CEST tool still too difficult to use nearly a year after off-payroll tax reforms were rolled out to the private sector
Tools for assessing IR35 tax compliance are still not up to scratch, the government has been told by the National Audit Office.
The body said HMRC needed to make further improvements to the online Check Employment Status for Tax (CEST) service to make it as easy as possible to use accurately.
The IR35 off-payroll working tax rules were rolled out to the private sector in April last year but the National Audit Office (NAO) said firms were still having difficulties ensuring compliance.
The rules were first introduced in 2000 to stop tax avoidance by people who effectively work as employees but provide services through an intermediary.
But widespread non-compliance was estimated to cost the Exchequer £440m in 2016-17, prompting the government to toughen the rules for the public sector in April 2017.
CEST, the tool for determining the tax status of workers hired through intermediaries, has received consistent criticism since it was introduced.

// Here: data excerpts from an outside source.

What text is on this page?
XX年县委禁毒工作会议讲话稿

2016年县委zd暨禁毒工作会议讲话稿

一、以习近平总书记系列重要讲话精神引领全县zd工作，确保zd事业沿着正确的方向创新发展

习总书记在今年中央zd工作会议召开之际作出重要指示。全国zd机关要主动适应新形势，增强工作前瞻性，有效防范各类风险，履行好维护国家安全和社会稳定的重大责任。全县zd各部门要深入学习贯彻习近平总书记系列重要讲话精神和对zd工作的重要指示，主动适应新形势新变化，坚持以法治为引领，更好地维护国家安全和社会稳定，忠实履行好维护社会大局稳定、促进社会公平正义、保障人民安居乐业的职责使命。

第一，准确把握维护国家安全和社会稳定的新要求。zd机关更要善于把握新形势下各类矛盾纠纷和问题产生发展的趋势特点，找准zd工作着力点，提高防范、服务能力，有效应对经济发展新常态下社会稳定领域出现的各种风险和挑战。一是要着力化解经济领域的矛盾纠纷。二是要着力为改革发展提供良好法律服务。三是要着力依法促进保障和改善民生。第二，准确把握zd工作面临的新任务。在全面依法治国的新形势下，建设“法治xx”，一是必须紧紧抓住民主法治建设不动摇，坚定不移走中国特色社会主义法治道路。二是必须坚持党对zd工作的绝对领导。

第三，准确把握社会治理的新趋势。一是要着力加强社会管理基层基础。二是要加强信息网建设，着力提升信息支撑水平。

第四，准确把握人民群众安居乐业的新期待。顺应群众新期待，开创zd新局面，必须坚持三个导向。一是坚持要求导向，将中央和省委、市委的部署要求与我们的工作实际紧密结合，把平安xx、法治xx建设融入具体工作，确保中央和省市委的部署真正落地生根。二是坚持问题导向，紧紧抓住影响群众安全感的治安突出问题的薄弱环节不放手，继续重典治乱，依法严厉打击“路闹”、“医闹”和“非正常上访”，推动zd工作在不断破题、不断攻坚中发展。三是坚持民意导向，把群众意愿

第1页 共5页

The NAO said HMRC, which published guidance on how to use the tool just two months before the new rules came into effect, did not give public bodies enough time to adapt to the changes.
Despite changes to the tool made in 2019, the NAO said the government now faced “new and challenging risks” in implementing the IR35 rules in the private sector.
It said this was because of the private sector’s larger labour markets and more complex supply chains.
Gareth Davies, head of the NAO, said: “The 2017 reforms to IR35 tax rules have achieved their primary purpose of reducing non-compliance.
“However, HMRC did not give public bodies sufficient time to prepare for the roll-out, and it was highly likely that mistakes would be made.
“While key lessons were applied during the wider roll-out in 2021, inherent differences in labour markets create new challenges that HMRC will need to manage for the reforms to be a success.”
The NAO added that there is now uncertainty over HMRC’s approach to non-compliance in the private sector as its assessments have so far only been tested on central government bodies, none of which have been challenged in court.
HMRC estimates that the rules brought in a net increase in tax revenue of £250m between 2017 and 2018.
The 2020-21 financial statements of government departments and agencies included a total of £263m paid, owed or expected to be owed for failing to administer IR35 reforms correctly.
The NAO said that in all cases, HMRC found that the public body had not taken reasonable care to prevent errors, including when answering questions in CEST.